The French foreign minister accuses the American president of furthering a "divorce" between the United States and its European allies.
"Deep Trade Rift With Allies Seen," is a headline at The New York Times. "The Roots of Western Disunity" is the headline over another Times piece observing, "Over the last few years, trans-Atlantic differences on foreign policy have become so frequent that most of us regard them as the normal state of affairs."
"Rising Trade Barriers Stir Memories of U.S. Depression," is another Times headline, over an article that begins, "A surge of aggressive economic nationalism, as strong as any in the last half century, threatens to overwhelm the free trade policies that have underwritten the postwar prosperity of industrialized nations." It quotes a House staffer who called the situation "the most dangerous since 1930," which the Times reminded readers referred to "the Smoot-Hawley tariffs, which some say triggered the Great Depression."

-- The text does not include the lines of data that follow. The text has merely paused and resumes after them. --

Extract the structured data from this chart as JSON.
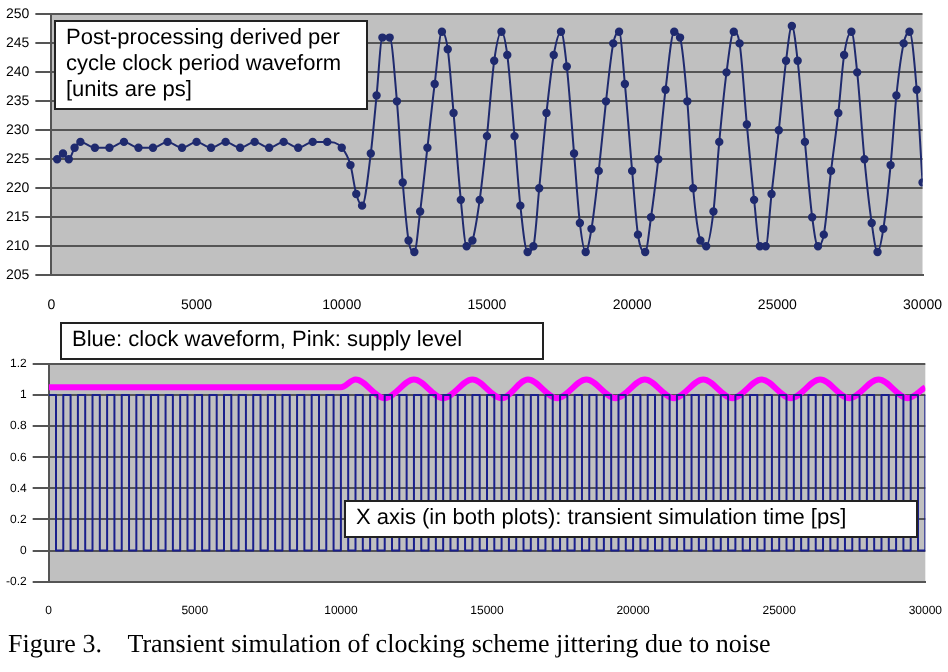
{
  "chart_data": [
    {
      "type": "line",
      "annotations": [
        "Post-processing derived per cycle clock period waveform [units are ps]"
      ],
      "x": [
        200,
        400,
        600,
        800,
        1000,
        1500,
        2000,
        2500,
        3000,
        3500,
        4000,
        4500,
        5000,
        5500,
        6000,
        6500,
        7000,
        7500,
        8000,
        8500,
        9000,
        9500,
        10000,
        10300,
        10500,
        10700,
        11000,
        11200,
        11400,
        11650,
        11900,
        12100,
        12300,
        12500,
        12700,
        12950,
        13200,
        13450,
        13650,
        13850,
        14100,
        14300,
        14500,
        14750,
        15000,
        15250,
        15500,
        15700,
        15950,
        16150,
        16400,
        16600,
        16800,
        17050,
        17300,
        17550,
        17750,
        18000,
        18200,
        18400,
        18600,
        18850,
        19100,
        19350,
        19550,
        19750,
        20000,
        20200,
        20450,
        20650,
        20900,
        21150,
        21450,
        21650,
        21900,
        22100,
        22350,
        22550,
        22800,
        23000,
        23250,
        23500,
        23700,
        23950,
        24200,
        24400,
        24600,
        24800,
        25050,
        25300,
        25500,
        25700,
        25950,
        26200,
        26400,
        26600,
        26850,
        27100,
        27300,
        27550,
        27750,
        28000,
        28250,
        28450,
        28650,
        28900,
        29100,
        29350,
        29550,
        29800,
        30000
      ],
      "series": [
        {
          "color": "#1f2a6e",
          "values": [
            225,
            226,
            225,
            227,
            228,
            227,
            227,
            228,
            227,
            227,
            228,
            227,
            228,
            227,
            228,
            227,
            228,
            227,
            228,
            227,
            228,
            228,
            227,
            224,
            219,
            217,
            226,
            236,
            246,
            246,
            235,
            221,
            211,
            209,
            216,
            227,
            238,
            247,
            244,
            233,
            218,
            210,
            211,
            218,
            229,
            242,
            247,
            243,
            229,
            217,
            209,
            210,
            220,
            233,
            243,
            247,
            241,
            226,
            214,
            209,
            213,
            223,
            235,
            245,
            247,
            238,
            223,
            212,
            209,
            215,
            225,
            237,
            247,
            246,
            235,
            220,
            211,
            210,
            216,
            228,
            240,
            247,
            245,
            231,
            218,
            210,
            210,
            219,
            230,
            242,
            248,
            242,
            228,
            215,
            210,
            212,
            223,
            233,
            243,
            247,
            240,
            225,
            214,
            209,
            213,
            224,
            236,
            245,
            247,
            237,
            221
          ]
        }
      ],
      "xlim": [
        0,
        30000
      ],
      "xticks": [
        0,
        5000,
        10000,
        15000,
        20000,
        25000,
        30000
      ],
      "ylim": [
        205,
        250
      ],
      "yticks": [
        205,
        210,
        215,
        220,
        225,
        230,
        235,
        240,
        245,
        250
      ],
      "grid": "y",
      "marker": "circle",
      "line_style": "solid"
    },
    {
      "type": "line",
      "annotations": [
        "Blue: clock waveform, Pink: supply level",
        "X axis (in both plots): transient simulation time [ps]",
        "Figure 3.    Transient simulation of clocking scheme jittering due to noise"
      ],
      "series": [
        {
          "type": "step",
          "color": "#1a1f8c",
          "x": [
            0,
            250,
            500,
            750,
            1000,
            1250,
            1500,
            1750,
            2000,
            2250,
            2500,
            2750,
            3000,
            3250,
            3500,
            3750,
            4000,
            4250,
            4500,
            4750,
            5000,
            5250,
            5500,
            5750,
            6000,
            6250,
            6500,
            6750,
            7000,
            7250,
            7500,
            7750,
            8000,
            8250,
            8500,
            8750,
            9000,
            9250,
            9500,
            9750,
            10000,
            10250,
            10500,
            10750,
            11000,
            11250,
            11500,
            11750,
            12000,
            12250,
            12500,
            12750,
            13000,
            13250,
            13500,
            13750,
            14000,
            14250,
            14500,
            14750,
            15000,
            15250,
            15500,
            15750,
            16000,
            16250,
            16500,
            16750,
            17000,
            17250,
            17500,
            17750,
            18000,
            18250,
            18500,
            18750,
            19000,
            19250,
            19500,
            19750,
            20000,
            20250,
            20500,
            20750,
            21000,
            21250,
            21500,
            21750,
            22000,
            22250,
            22500,
            22750,
            23000,
            23250,
            23500,
            23750,
            24000,
            24250,
            24500,
            24750,
            25000,
            25250,
            25500,
            25750,
            26000,
            26250,
            26500,
            26750,
            27000,
            27250,
            27500,
            27750,
            28000,
            28250,
            28500,
            28750,
            29000,
            29250,
            29500,
            29750,
            30000
          ],
          "values": [
            1,
            0,
            1,
            0,
            1,
            0,
            1,
            0,
            1,
            0,
            1,
            0,
            1,
            0,
            1,
            0,
            1,
            0,
            1,
            0,
            1,
            0,
            1,
            0,
            1,
            0,
            1,
            0,
            1,
            0,
            1,
            0,
            1,
            0,
            1,
            0,
            1,
            0,
            1,
            0,
            1,
            0,
            1,
            0,
            1,
            0,
            1,
            0,
            1,
            0,
            1,
            0,
            1,
            0,
            1,
            0,
            1,
            0,
            1,
            0,
            1,
            0,
            1,
            0,
            1,
            0,
            1,
            0,
            1,
            0,
            1,
            0,
            1,
            0,
            1,
            0,
            1,
            0,
            1,
            0,
            1,
            0,
            1,
            0,
            1,
            0,
            1,
            0,
            1,
            0,
            1,
            0,
            1,
            0,
            1,
            0,
            1,
            0,
            1,
            0,
            1,
            0,
            1,
            0,
            1,
            0,
            1,
            0,
            1,
            0,
            1,
            0,
            1,
            0,
            1,
            0,
            1,
            0,
            1,
            0,
            1
          ]
        },
        {
          "type": "line",
          "color": "#ff00ff",
          "x": [
            0,
            10000,
            10500,
            11500,
            12500,
            13500,
            14500,
            15500,
            16400,
            17400,
            18400,
            19400,
            20400,
            21400,
            22400,
            23400,
            24400,
            25400,
            26400,
            27400,
            28400,
            29400,
            30000
          ],
          "values": [
            1.05,
            1.05,
            1.1,
            0.98,
            1.1,
            0.98,
            1.1,
            0.98,
            1.1,
            0.98,
            1.1,
            0.98,
            1.1,
            0.98,
            1.1,
            0.98,
            1.1,
            0.98,
            1.1,
            0.98,
            1.1,
            0.98,
            1.05
          ]
        }
      ],
      "xlim": [
        0,
        30000
      ],
      "xticks": [
        0,
        5000,
        10000,
        15000,
        20000,
        25000,
        30000
      ],
      "ylim": [
        -0.2,
        1.2
      ],
      "yticks": [
        -0.2,
        0,
        0.2,
        0.4,
        0.6,
        0.8,
        1,
        1.2
      ],
      "grid": "y",
      "line_style": "solid"
    }
  ]
}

The Times also writes about the president's "killing off of top foreign-policy officials," noting that so far the president "has had three national security advisers and two Secretaries of State."
That may all sound like it is recent press coverage of the Trump administration. Actually, though, it was all coverage of President Ronald Reagan, from back in 1982 and 1983.
One of the Times' columnists assured readers last week—that is, here in June 2018—that "Trump isn't Reagan. Reagan generally acted in concert with allies. Trump brazenly acts against them."
The word "generally" does a lot of work there. It's true, in retrospect, that we remember Reagan and the prime minister of Great Britain, Margaret Thatcher, or Reagan and the prime minister of Canada, Brian Mulroney, working together rather than quarreling. But it didn't always seem that way at the time, especially to those relying on a press that loves to emphasize conflict and to portray every minor disagreement as an unprecedented crisis.
What Reagan and the Europeans were squabbling about now seems obscure. "Europe-U.S. Gluten Dispute," was a headline on the front of The New York Times business page from May 1982, over a story reporting, "A fast-selling animal feed known as corn gluten, a byproduct of fructose, the sugar substitute, has emerged as a cause of serious trade tensions with Europe."
A June 1982 Times news article was headlined, "Allies' View of U.S. Pipeline Policy: A Stunning Act That Is Self-Defeating." It reported, "The damage done to allied relations by the Reagan Administration's extension of sanctions involving the Soviet-West European natural gas pipeline project is apparently real. It appears to go beyond the dimensions of yet another trans-Atlantic squabble." The Times had covered the development at the top of the front page, in a news article that began, "President Reagan, in a major rebuff to West European allies…"
Thatcher's complaint about Reagan's decision generated another front-page Times story, headlined, "Mrs. Thatcher Faults U.S. on Siberia Pipeline."
European foreign ministers in June 1982 expressed "grave concern" about the Reagan administration's steel tariffs, explaining that they "should be viewed against the general background of escalating trade disputes between the United States and the community, not just in relation to steel, but also to agriculture, export credits and textiles."
Nor was Europe the only place Reagan was accused of straining relations with friends. Times news coverage of Central America quoted a former American ambassador to El Salvador who claimed Reagan's policy there "alienates our allies in the region."
The Times described a December 1981 clash between Reagan and Israel's prime minister, Menachem Begin, as "what was widely regarded as the worst crisis in relations between the two allies." It said American-Israeli relations had "been deteriorating for months over such issues as the sale of United States AWACS [Airborne Warning and Control System] radar planes to Saudi Arabia and the Israeli bombings of a nuclear reactor in Iraq and of Palestinian guerrilla positions in Lebanon."
None of this is to say that Trump will emerge in the end, as Reagan eventually did, as a popular and successful president. Maybe Trump will, maybe he won't. But knowing the history accurately sure helps put things in perspective.
The minority leader in the House of Representatives, Nancy Pelosi (D-Calif.), faults Trump for "alienating our allies." The minority leader in the Senate, Charles Schumer (D-N.Y.), complains, "President Trump is turning our foreign policy into an international joke." The New York Times editorial writers complain that "Mr. Trump would so outrageously, destructively and thoroughly alienate America's closest neighbors and allies."
Reagan came under basically the same criticism 36 years ago, at about the same juncture in his administration. So, at one time or another, has virtually every other successful president. Europe, Canada, and Mexico complained about President Bill Clinton's Iran-Libya Sanctions Act and his Helms-Burton Act imposing secondary sanctions on countries that traded with Cuba. George W. Bush was accused of alienating France and Germany over the Iraq War.
I'm not advocating tariffs, trade tensions, or clashes with allies. But the thing to remember about them is that they are a standard feature of modern American presidencies—as conventional, predictable, and expected as are the attempts by the press to exaggerate their importance.